I picked up a pair of 4 rod holders at the spring shindig. I put one on the front deck, and one on the rear deck and hit the water with a guy from work today after we closed down. The air temp was 81 when we left the shop and the surface water temp was 68 degrees. I quickly scanned the deeper water in the creek and it was pretty much empty so I headed back in the creek to the flats. No more than 2-3 minutes after we started pulling in 5 FOW, my buddy caught his personal best crappie. A nice un. 15-16" range. Fifteen minutes later we were so tired of our jigs getting balled up with milfoil we left the shallow water and wasted the rest of the afternoon dragging jigs around, with only one more crappie caught. We should have quit and started beating the banks, but I'm stubborn. LOL

I'm sure spider rigging would be a better choice when the fish are shallow but even with that, there's still the floating wads of milfoil to contend with.

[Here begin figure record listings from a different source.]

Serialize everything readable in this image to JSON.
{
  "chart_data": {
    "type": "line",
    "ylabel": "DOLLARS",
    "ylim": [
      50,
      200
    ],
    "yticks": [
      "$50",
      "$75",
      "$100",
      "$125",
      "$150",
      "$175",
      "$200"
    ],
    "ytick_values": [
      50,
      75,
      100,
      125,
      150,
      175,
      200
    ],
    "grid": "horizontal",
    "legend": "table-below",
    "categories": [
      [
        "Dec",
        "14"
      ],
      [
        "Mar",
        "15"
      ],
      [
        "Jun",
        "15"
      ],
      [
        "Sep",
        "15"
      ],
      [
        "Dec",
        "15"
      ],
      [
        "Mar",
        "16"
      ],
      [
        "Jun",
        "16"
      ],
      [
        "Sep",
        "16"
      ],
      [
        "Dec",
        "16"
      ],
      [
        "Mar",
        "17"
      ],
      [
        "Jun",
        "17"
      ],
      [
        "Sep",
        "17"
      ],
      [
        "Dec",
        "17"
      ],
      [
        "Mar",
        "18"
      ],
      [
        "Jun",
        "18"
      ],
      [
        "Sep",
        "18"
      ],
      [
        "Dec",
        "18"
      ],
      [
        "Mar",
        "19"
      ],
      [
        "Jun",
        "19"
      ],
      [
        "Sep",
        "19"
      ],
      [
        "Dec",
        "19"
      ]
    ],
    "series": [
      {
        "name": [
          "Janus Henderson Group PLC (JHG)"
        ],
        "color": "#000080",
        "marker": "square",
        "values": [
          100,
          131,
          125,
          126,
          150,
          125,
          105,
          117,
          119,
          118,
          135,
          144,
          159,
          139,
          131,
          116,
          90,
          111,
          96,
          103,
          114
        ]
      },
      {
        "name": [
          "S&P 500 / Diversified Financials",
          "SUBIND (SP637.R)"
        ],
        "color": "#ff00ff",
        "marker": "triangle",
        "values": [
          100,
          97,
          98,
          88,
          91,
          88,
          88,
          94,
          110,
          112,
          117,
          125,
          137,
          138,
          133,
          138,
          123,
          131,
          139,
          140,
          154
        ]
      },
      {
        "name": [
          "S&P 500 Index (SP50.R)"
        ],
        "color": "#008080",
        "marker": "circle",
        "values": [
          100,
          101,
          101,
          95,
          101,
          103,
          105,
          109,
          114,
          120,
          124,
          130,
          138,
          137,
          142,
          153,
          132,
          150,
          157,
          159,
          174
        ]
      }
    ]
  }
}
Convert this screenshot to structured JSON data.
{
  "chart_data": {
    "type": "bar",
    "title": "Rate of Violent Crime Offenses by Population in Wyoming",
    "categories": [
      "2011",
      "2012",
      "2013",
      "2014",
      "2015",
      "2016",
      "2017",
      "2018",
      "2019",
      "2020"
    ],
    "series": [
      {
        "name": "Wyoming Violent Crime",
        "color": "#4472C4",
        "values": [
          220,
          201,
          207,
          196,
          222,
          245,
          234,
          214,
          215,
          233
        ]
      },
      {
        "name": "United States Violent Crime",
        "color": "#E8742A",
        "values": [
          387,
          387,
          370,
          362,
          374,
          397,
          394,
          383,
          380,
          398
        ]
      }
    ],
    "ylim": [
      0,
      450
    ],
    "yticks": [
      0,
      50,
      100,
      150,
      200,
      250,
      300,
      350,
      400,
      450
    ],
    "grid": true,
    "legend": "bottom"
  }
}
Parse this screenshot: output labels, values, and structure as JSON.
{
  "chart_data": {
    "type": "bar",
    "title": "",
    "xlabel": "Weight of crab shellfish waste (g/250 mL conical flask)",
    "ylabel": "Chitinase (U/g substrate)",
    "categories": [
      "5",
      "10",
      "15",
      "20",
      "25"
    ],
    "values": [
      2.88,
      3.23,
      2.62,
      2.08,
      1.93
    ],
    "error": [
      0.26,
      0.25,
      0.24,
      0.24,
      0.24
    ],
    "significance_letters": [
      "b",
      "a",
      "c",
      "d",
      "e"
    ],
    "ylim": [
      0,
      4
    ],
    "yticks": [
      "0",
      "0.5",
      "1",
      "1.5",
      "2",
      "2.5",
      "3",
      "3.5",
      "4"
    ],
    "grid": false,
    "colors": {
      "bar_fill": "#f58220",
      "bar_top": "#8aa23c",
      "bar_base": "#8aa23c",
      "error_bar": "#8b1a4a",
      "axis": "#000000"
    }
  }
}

It's been so long since I've fished the lake in the spring I've forgotten what I use to know.

Why is this stuff breaking loose and floating around at this time of the year? I thought it just did that when it was dying off in the late fall. If it wasn't for the floating mess that's broken loose, I could have kept the jigs above the stuff that's starting to grow.

Any way to fish this junk? Dipping minnows with long rods? I'm guessing a float and jig would work okay.

I knew it wasn't the right day to long line but I wanted to try out my newly aquired tactic, thanks to the spring camp. I'll admit, when he caught that slab I was probably happier than he was. Just wish we had been able to stay in the weeds and fish.